Flight of Love

Love is a margarita. A belief in love is love. I agree with you and I’ll fight on your side is love—when you’re probably wrong I’ll fight for your right to belong; in your anger and falsity and hope, through the worst hell in you, into the best of you. I’ll believe in you—your most outlandish stories too. I’ll tell you the truth, perhaps, even when you’re wrong. Grace when you lose your mind. You can hate me and I’ll tell you the ugly truth with soft words—ones you can hear—that soften a heart even when it wants badly to harden. When you’re fat I’ll worship you. I will kiss that ass of yours, because it’s mine. And it is mine—remember that. I want you when you’re pregnant. I want you when you’re bleeding. I want you when you need pinned down beneath heavy mass, and when you need wrapped in warmth. My heart needs to beat chest to chest with yours. My veins throb in sync with your pulse. Love is the push-pull, push-pull between us.

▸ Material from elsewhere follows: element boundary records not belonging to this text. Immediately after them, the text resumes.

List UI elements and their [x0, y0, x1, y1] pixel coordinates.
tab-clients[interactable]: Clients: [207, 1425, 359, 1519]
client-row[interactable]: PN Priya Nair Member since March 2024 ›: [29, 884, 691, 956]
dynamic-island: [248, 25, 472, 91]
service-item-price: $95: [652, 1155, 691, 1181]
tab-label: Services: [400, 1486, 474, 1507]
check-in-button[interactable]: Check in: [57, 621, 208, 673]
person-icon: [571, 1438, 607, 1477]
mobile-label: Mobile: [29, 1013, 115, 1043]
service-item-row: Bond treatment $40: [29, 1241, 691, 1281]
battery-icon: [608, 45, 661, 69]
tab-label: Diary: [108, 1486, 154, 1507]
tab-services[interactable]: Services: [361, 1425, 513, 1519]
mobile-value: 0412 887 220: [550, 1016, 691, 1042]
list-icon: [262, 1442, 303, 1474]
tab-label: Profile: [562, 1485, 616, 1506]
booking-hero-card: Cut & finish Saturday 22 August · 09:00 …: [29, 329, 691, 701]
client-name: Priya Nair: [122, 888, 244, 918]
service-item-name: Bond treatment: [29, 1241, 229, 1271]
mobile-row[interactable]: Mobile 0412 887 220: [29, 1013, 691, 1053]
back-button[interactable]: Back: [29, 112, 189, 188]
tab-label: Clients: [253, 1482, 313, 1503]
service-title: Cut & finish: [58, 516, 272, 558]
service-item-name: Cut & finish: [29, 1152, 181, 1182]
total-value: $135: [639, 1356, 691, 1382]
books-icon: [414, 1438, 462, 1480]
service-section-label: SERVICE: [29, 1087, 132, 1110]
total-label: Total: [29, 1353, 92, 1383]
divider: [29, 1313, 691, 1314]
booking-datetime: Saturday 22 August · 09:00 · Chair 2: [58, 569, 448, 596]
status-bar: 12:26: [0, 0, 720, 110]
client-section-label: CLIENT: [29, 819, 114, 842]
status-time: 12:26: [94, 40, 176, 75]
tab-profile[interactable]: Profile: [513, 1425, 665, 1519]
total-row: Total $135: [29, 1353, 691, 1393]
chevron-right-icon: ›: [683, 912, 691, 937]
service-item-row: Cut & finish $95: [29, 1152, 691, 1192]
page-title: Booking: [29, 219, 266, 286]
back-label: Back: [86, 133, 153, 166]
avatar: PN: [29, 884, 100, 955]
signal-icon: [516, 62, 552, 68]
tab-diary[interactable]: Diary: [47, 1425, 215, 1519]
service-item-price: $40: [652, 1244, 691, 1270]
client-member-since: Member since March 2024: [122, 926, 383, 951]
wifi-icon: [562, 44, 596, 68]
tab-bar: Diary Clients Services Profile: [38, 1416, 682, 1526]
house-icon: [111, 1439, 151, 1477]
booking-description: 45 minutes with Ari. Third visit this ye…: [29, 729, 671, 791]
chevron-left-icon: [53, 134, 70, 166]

And maybe love is the trick of nature, a falsity who serves her own greater driving truth—survival. If she is a trick, then I love her too, and her sorcery. We should be so lucky to witness the show, edge of seat and front of row. Die to her, die to the magic. Die to the queen and honey gathered. To live above it all, to be more correct and cold in our assessment; what good is rightness at the cost of penetration? What does it profit a man to gain the whole truth and lose his soul—the soul of the honey bee. Nevermind the buzzing hive and workers and their dying to life. Nevermind the monotony and crime, we live to a queen, a false ideal and idol; and that’s how it it ought to be.

And when that dies? When we all mourn in circles and wale and wallow, but beneath we hide a grin? Why then, like the man but longer lived; off with her head and crown her next of kin.

Life is the prime mover, not the living. It’s the gathering to bring something home that is doing the doing. We think so highly of ourselves because there exist among us a few kings, but in their kingdoms—painted vases and red rugs despiting—the same winds blow; their reigns and reinas turn and wither, paper books recycled along with their myths. Not even Caesar stands, nor Alexander, nor Rome herself. All extraordinary and extraordinarily mighty, but all: bees.